The army life still called to her and Christian decided to stay following the Scots Greys. This led to a brief relationship with a Captain Ross, hence the nickname Mother Ross, and a 3 month marriage with a man called Hugh Jones, before he died also.[11] The wandering life never left her even when she returned to Ireland. She owned many pubs but never settled on one, despite her third and final marriage. Despite her return to a somewhat normal life, Christian remained a celebrity from her life in the army, so in some ways the army had never left her. She was presented to Queen Anne and received a £50 and 1 shilling pension from her, besides a separate pension from the Duke of Marlborough.[12] In her final years she was accepted as a pensioner at the Royal Chelsea Hospital and died there on the 7th of July 1739, later to be given a funeral with full military honours.[13]
Whilst there is debate as to whether the posthumous biography on Christian Davies, under the name of Kit Cavanagh, used her own words, it does certainly shed light on life in an army camp at that time.[14] It became a go-to book on women’s experience of war during the early part of the eighteenth century, which was often overlooked at the time.[15] Yet there is a more complex context behind it than who’s words were used to create this biography. It did one of two things; help promote nationalism for men and women at a time of further conflict during the Anglo-Spanish War and the War of Austrian Succession and celebrated a woman who was able to defy the typical gender roles that were expected of her.[16]
[1] Wynn, S. and Wynn, T., A History of the Royal Hospital Chelsea, 1682-2017 (Barnsley: Pen & Sword, 2019), p. 192.
[2] Wynn, S. and Wynn, T., A History of the Royal Hospital Chelsea, p. 193; Broderick, M., Wild Irish Women (Dublin: O’Brien Press, 2012).

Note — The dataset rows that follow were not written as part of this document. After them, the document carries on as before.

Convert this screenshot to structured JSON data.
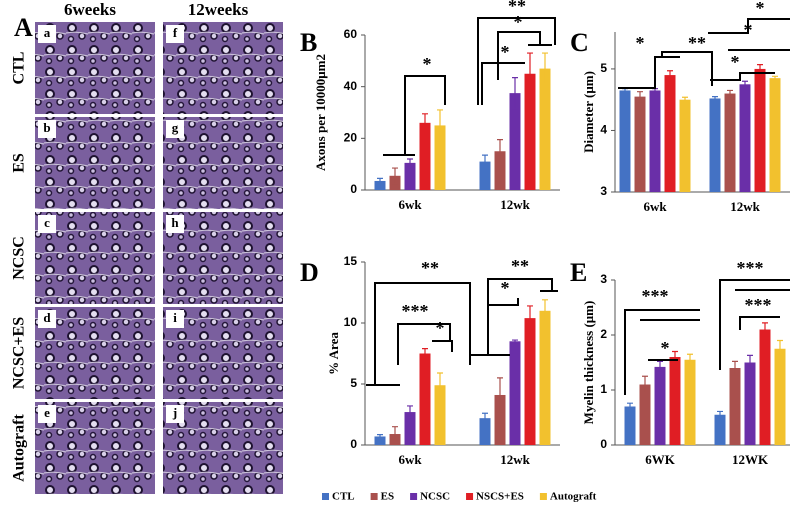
{
  "panel_a": {
    "label": "A",
    "columns": [
      "6weeks",
      "12weeks"
    ],
    "rows": [
      "CTL",
      "ES",
      "NCSC",
      "NCSC+ES",
      "Autograft"
    ],
    "sublabels": [
      [
        "a",
        "f"
      ],
      [
        "b",
        "g"
      ],
      [
        "c",
        "h"
      ],
      [
        "d",
        "i"
      ],
      [
        "e",
        "j"
      ]
    ]
  },
  "legend": [
    {
      "name": "CTL",
      "color": "#4472c4"
    },
    {
      "name": "ES",
      "color": "#a9504d"
    },
    {
      "name": "NCSC",
      "color": "#6a2fa8"
    },
    {
      "name": "NSCS+ES",
      "color": "#e01e24"
    },
    {
      "name": "Autograft",
      "color": "#f2c12e"
    }
  ],
  "chart_data": [
    {
      "type": "bar",
      "panel": "B",
      "ylabel": "Axons per 10000μm2",
      "categories": [
        "6wk",
        "12wk"
      ],
      "ylim": [
        0,
        60
      ],
      "yticks": [
        0,
        20,
        40,
        60
      ],
      "series": [
        {
          "values": [
            3.5,
            11
          ],
          "errors": [
            1,
            2.5
          ]
        },
        {
          "values": [
            5.5,
            15
          ],
          "errors": [
            3,
            4.5
          ]
        },
        {
          "values": [
            10.5,
            37.5
          ],
          "errors": [
            1.5,
            6
          ]
        },
        {
          "values": [
            26,
            45
          ],
          "errors": [
            3.5,
            8
          ]
        },
        {
          "values": [
            25,
            47
          ],
          "errors": [
            6,
            6
          ]
        }
      ],
      "annotations": [
        "*",
        "**",
        "*",
        "*"
      ]
    },
    {
      "type": "bar",
      "panel": "C",
      "ylabel": "Diameter (μm)",
      "categories": [
        "6wk",
        "12wk"
      ],
      "ylim": [
        3,
        5.6
      ],
      "yticks": [
        3,
        4,
        5
      ],
      "series": [
        {
          "values": [
            4.65,
            4.52
          ],
          "errors": [
            0.03,
            0.03
          ]
        },
        {
          "values": [
            4.55,
            4.6
          ],
          "errors": [
            0.08,
            0.05
          ]
        },
        {
          "values": [
            4.65,
            4.75
          ],
          "errors": [
            0.03,
            0.05
          ]
        },
        {
          "values": [
            4.9,
            5.0
          ],
          "errors": [
            0.07,
            0.07
          ]
        },
        {
          "values": [
            4.5,
            4.85
          ],
          "errors": [
            0.04,
            0.03
          ]
        }
      ],
      "annotations": [
        "*",
        "**",
        "*",
        "*",
        "*"
      ]
    },
    {
      "type": "bar",
      "panel": "D",
      "ylabel": "% Area",
      "categories": [
        "6wk",
        "12wk"
      ],
      "ylim": [
        0,
        15
      ],
      "yticks": [
        0,
        5,
        10,
        15
      ],
      "series": [
        {
          "values": [
            0.7,
            2.2
          ],
          "errors": [
            0.15,
            0.4
          ]
        },
        {
          "values": [
            0.9,
            4.1
          ],
          "errors": [
            0.6,
            1.4
          ]
        },
        {
          "values": [
            2.7,
            8.5
          ],
          "errors": [
            0.5,
            0.1
          ]
        },
        {
          "values": [
            7.5,
            10.4
          ],
          "errors": [
            0.4,
            1.0
          ]
        },
        {
          "values": [
            4.9,
            11
          ],
          "errors": [
            1.0,
            0.9
          ]
        }
      ],
      "annotations": [
        "**",
        "***",
        "*",
        "**",
        "*"
      ]
    },
    {
      "type": "bar",
      "panel": "E",
      "ylabel": "Myelin thickness (μm)",
      "categories": [
        "6WK",
        "12WK"
      ],
      "ylim": [
        0,
        3
      ],
      "yticks": [
        0,
        1,
        2,
        3
      ],
      "series": [
        {
          "values": [
            0.7,
            0.55
          ],
          "errors": [
            0.06,
            0.06
          ]
        },
        {
          "values": [
            1.1,
            1.4
          ],
          "errors": [
            0.15,
            0.12
          ]
        },
        {
          "values": [
            1.42,
            1.5
          ],
          "errors": [
            0.1,
            0.13
          ]
        },
        {
          "values": [
            1.6,
            2.1
          ],
          "errors": [
            0.1,
            0.12
          ]
        },
        {
          "values": [
            1.55,
            1.75
          ],
          "errors": [
            0.1,
            0.15
          ]
        }
      ],
      "annotations": [
        "***",
        "*",
        "***",
        "***"
      ]
    }
  ]
}
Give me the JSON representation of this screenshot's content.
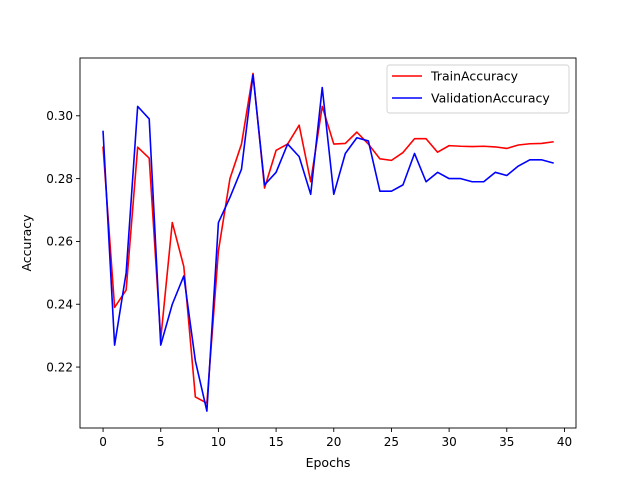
{
  "chart_data": {
    "type": "line",
    "title": "",
    "xlabel": "Epochs",
    "ylabel": "Accuracy",
    "xlim": [
      -2,
      41
    ],
    "ylim": [
      0.2006,
      0.3184
    ],
    "xticks": [
      0,
      5,
      10,
      15,
      20,
      25,
      30,
      35,
      40
    ],
    "yticks": [
      0.22,
      0.24,
      0.26,
      0.28,
      0.3
    ],
    "grid": false,
    "legend_position": "top-right",
    "x": [
      0,
      1,
      2,
      3,
      4,
      5,
      6,
      7,
      8,
      9,
      10,
      11,
      12,
      13,
      14,
      15,
      16,
      17,
      18,
      19,
      20,
      21,
      22,
      23,
      24,
      25,
      26,
      27,
      28,
      29,
      30,
      31,
      32,
      33,
      34,
      35,
      36,
      37,
      38,
      39
    ],
    "series": [
      {
        "name": "TrainAccuracy",
        "color": "#ff0000",
        "values": [
          0.29,
          0.239,
          0.2445,
          0.29,
          0.2865,
          0.229,
          0.266,
          0.252,
          0.2105,
          0.2085,
          0.257,
          0.28,
          0.291,
          0.3135,
          0.277,
          0.289,
          0.291,
          0.297,
          0.279,
          0.303,
          0.291,
          0.2912,
          0.2948,
          0.291,
          0.2863,
          0.2858,
          0.2883,
          0.2927,
          0.2927,
          0.2884,
          0.2905,
          0.2903,
          0.2902,
          0.2903,
          0.2901,
          0.2896,
          0.2907,
          0.2911,
          0.2912,
          0.2917
        ]
      },
      {
        "name": "ValidationAccuracy",
        "color": "#0000ff",
        "values": [
          0.295,
          0.227,
          0.25,
          0.303,
          0.299,
          0.227,
          0.24,
          0.249,
          0.222,
          0.206,
          0.266,
          0.274,
          0.283,
          0.313,
          0.278,
          0.282,
          0.291,
          0.287,
          0.275,
          0.309,
          0.275,
          0.288,
          0.293,
          0.292,
          0.276,
          0.276,
          0.278,
          0.288,
          0.279,
          0.282,
          0.28,
          0.28,
          0.279,
          0.279,
          0.282,
          0.281,
          0.284,
          0.286,
          0.286,
          0.285
        ]
      }
    ]
  }
}
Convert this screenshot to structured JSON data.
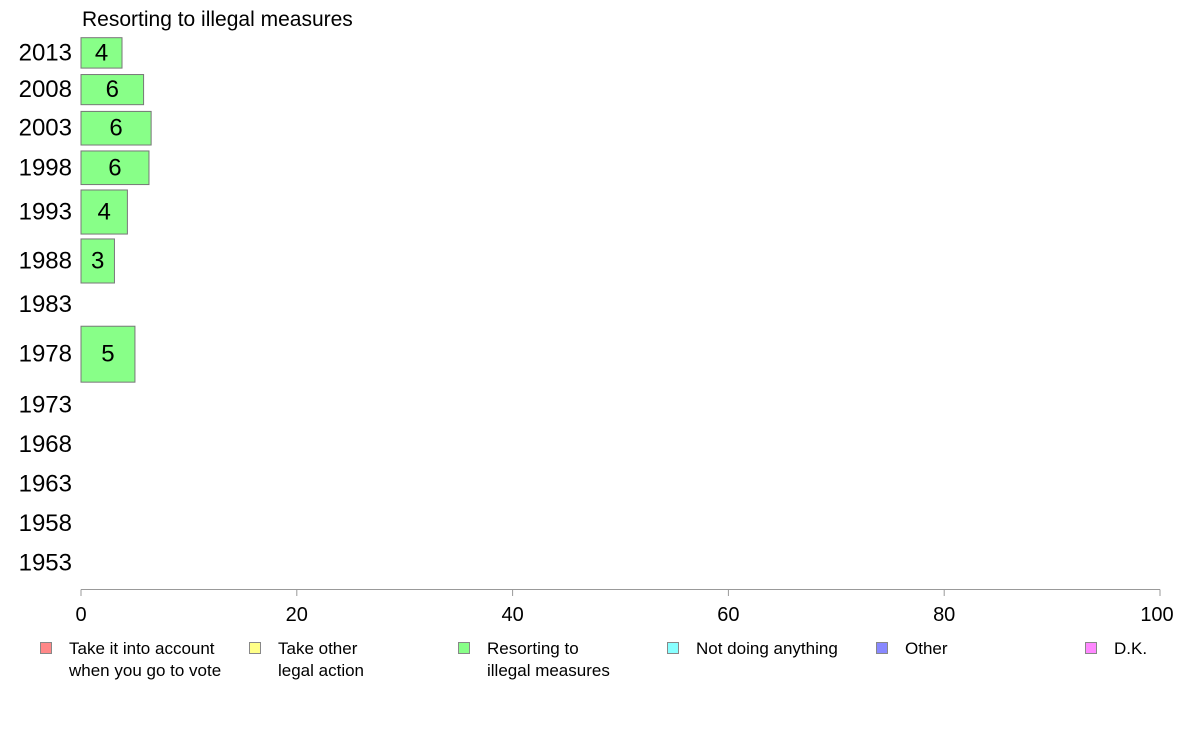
{
  "chart_data": {
    "type": "bar",
    "orientation": "horizontal",
    "title": "Resorting to illegal measures",
    "categories": [
      "2013",
      "2008",
      "2003",
      "1998",
      "1993",
      "1988",
      "1983",
      "1978",
      "1973",
      "1968",
      "1963",
      "1958",
      "1953"
    ],
    "series": [
      {
        "name": "Resorting to illegal measures",
        "color": "#88ff88",
        "values": [
          4,
          6,
          6,
          6,
          4,
          3,
          null,
          5,
          null,
          null,
          null,
          null,
          null
        ],
        "bar_values": [
          3.8,
          5.8,
          6.5,
          6.3,
          4.3,
          3.1,
          null,
          5.0,
          null,
          null,
          null,
          null,
          null
        ]
      }
    ],
    "row_weights": [
      0.95,
      1.0,
      1.05,
      1.05,
      1.3,
      1.3,
      1.0,
      1.65,
      1.05,
      1.05,
      1.05,
      1.05,
      1.05
    ],
    "bar_fill": [
      0.85,
      0.8,
      0.85,
      0.85,
      0.9,
      0.9,
      0,
      0.9,
      0,
      0,
      0,
      0,
      0
    ],
    "xlim": [
      0,
      100
    ],
    "x_ticks": [
      0,
      20,
      40,
      60,
      80,
      100
    ],
    "grid": false,
    "legend_position": "bottom"
  },
  "legend": {
    "items": [
      {
        "label": "Take it into account\nwhen you go to vote",
        "color": "#ff8888"
      },
      {
        "label": "Take other\nlegal action",
        "color": "#ffff88"
      },
      {
        "label": "Resorting to\nillegal measures",
        "color": "#88ff88"
      },
      {
        "label": "Not doing anything",
        "color": "#88ffff"
      },
      {
        "label": "Other",
        "color": "#8888ff"
      },
      {
        "label": "D.K.",
        "color": "#ff88ff"
      }
    ]
  }
}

[3] Traynor, J., ‘The crossdresser from Dublin who tricked the British Army’, The Irish Times, 27 June 2018, https://www.irishtimes.com/life-and-style/abroad/the-crossdresser-from-dublin-who-tricked-the-british-army-1.3544764
[4] Wynn, S. and Wynn, T., A History of the Royal Hospital Chelsea, p. 193.
[5] Wynn, S. and Wynn, T., A History of the Royal Hospital Chelsea, p. 194; Broderick, M., Wild Irish Women.
[6] Wynn, S. and Wynn, T., A History of the Royal Hospital Chelsea, p. 194.
[7] Broderick, M., Wild Irish Women.
[8] Broderick, M., Wild Irish Women.
[9] Wynn, S. and Wynn, T., A History of the Royal Hospital Chelsea, pp. 194-195.
[10] Wynn, S. and Wynn, T., A History of the Royal Hospital Chelsea, p. 195.
[11] Wynn, S. and Wynn, T., A History of the Royal Hospital Chelsea, p. 196.
[12] Wynn, S. and Wynn, T., A History of the Royal Hospital Chelsea, p. 196; Broderick, M., Wild Irish Women.
[13] Wynn, S. and Wynn, T., A History of the Royal Hospital Chelsea, p. 196.
[14] Lynn, J. A., ‘Essential Women, Necessary Wives, and Exemplary Soldiers: The Military Reality and Cultural Representation of Women’s Military Participation (1660-1815)’, in Hacker, B. C. and Vining, M. (eds), A Companion to Women’s Military History (Leiden: Brill, 2012), p. 127.
[15] Lynn, J. A., ‘Essential Women, Necessary Wives, and Exemplary Soldiers’, p. 127.
[16] Bowen, S., ‘”The Real Soul of a Man in her Breast”: Popular Opposition and British Nationalism in Memoirs of Female Soldiers, 1740-1750’, Eighteenth-Century Life, 28.3 (2004), p. 20; J. Wheelwright, ‘”Amazons and Military Maids”: An Examination of Female Heroines in British Literature and the Changing Construction of Gender’, Women’s Studies International Forum, 10.5 (1987), cited in Bowen, S., “The Real Soul of a Man in her Breast”, p. 21.